Pedro probó las aceitunas.


—No te preocupes —se rió Paula—. La sordera no les impidió hacer una vida completamente normal. A mí, tampoco.


—Pero tú no eres sorda….


—No, no es genético. La madre de mi padre tuvo rubéola estando embarazada y mi madre tuvo meningitis con tres meses.


—Creía que tu padre…


—Sí, mi padre murió hace poco más de un año —le dijo Paula intentando apartar aquel doloroso recuerdo de su mente—. Mi madre sigue viviendo en Mackay, al sur —añadió mojando un trozo de pan en aceite.


Durante muchos meses había sido incapaz de pensar en su querido padre sin llorar. Desde que la habían despedido, había ido empezando a aceptar poco a poco el dolor y la injusticia de haberlo perdido tan pronto.


Jamás se perdonaría a sí misma haber tomado un solo día de vacaciones cuando había muerto.


Aquello era lo que solía hacer, esconderse en el trabajo para no encarar la vida, pero ya estaba harta de huir.


—¿Sabes hablar con las manos? —le preguntó Pedro.


Sus palabras la sacaron de sus pensamientos y, sin darse cuenta, Paula dejó caer el pan en la mesa. Pedro se apresuró a limpiar el aceite con una servilleta de papel.


—Gracias.
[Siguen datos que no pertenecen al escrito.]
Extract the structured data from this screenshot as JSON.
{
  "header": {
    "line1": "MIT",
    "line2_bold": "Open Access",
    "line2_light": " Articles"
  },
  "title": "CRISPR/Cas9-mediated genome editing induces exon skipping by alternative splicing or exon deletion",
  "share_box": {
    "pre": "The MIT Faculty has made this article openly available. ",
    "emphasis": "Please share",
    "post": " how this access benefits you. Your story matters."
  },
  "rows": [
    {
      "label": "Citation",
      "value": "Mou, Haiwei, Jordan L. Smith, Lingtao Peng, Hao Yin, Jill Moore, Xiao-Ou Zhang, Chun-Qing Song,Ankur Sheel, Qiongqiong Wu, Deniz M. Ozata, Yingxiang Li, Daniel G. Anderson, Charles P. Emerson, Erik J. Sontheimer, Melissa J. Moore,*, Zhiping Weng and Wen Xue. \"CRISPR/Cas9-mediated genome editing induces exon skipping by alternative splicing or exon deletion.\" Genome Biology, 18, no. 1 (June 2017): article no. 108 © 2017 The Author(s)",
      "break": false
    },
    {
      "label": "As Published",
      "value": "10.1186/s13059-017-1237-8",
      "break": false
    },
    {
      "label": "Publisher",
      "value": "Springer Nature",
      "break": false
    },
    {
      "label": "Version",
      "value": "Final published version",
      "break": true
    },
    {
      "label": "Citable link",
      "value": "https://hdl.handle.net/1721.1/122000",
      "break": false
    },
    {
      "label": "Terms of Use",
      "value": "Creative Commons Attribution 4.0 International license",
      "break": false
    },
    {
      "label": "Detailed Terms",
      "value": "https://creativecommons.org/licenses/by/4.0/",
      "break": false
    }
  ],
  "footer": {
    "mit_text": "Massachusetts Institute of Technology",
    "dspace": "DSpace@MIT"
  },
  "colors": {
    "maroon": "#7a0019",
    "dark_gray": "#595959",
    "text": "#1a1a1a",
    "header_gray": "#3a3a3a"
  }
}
Esto es también resultado de haberme criado con padres sordos. Soy increíblemente torpe. Es porque estoy acostumbrada a estar siempre atenta por si tengo que hacer señales con las manos rápidamente. Por ejemplo, por si mi madre iba a pisar el rabo al gato. Cuando sucedían cosas así, había que soltarlo todo y hacer el signo —le explicó abriendo las dos manos—. Esto quiere decir «¡stop!».


Pedro se reclinó en el brazo del sofá y sonrió.


Paula sintió que el corazón le daba un vuelco. 


Era la primera vez que veía una sonrisa en aquel rostro. Aquella sonrisa era de lo más prometedora y Paula se encontró pensando que podría quedarse mirándola toda la noche.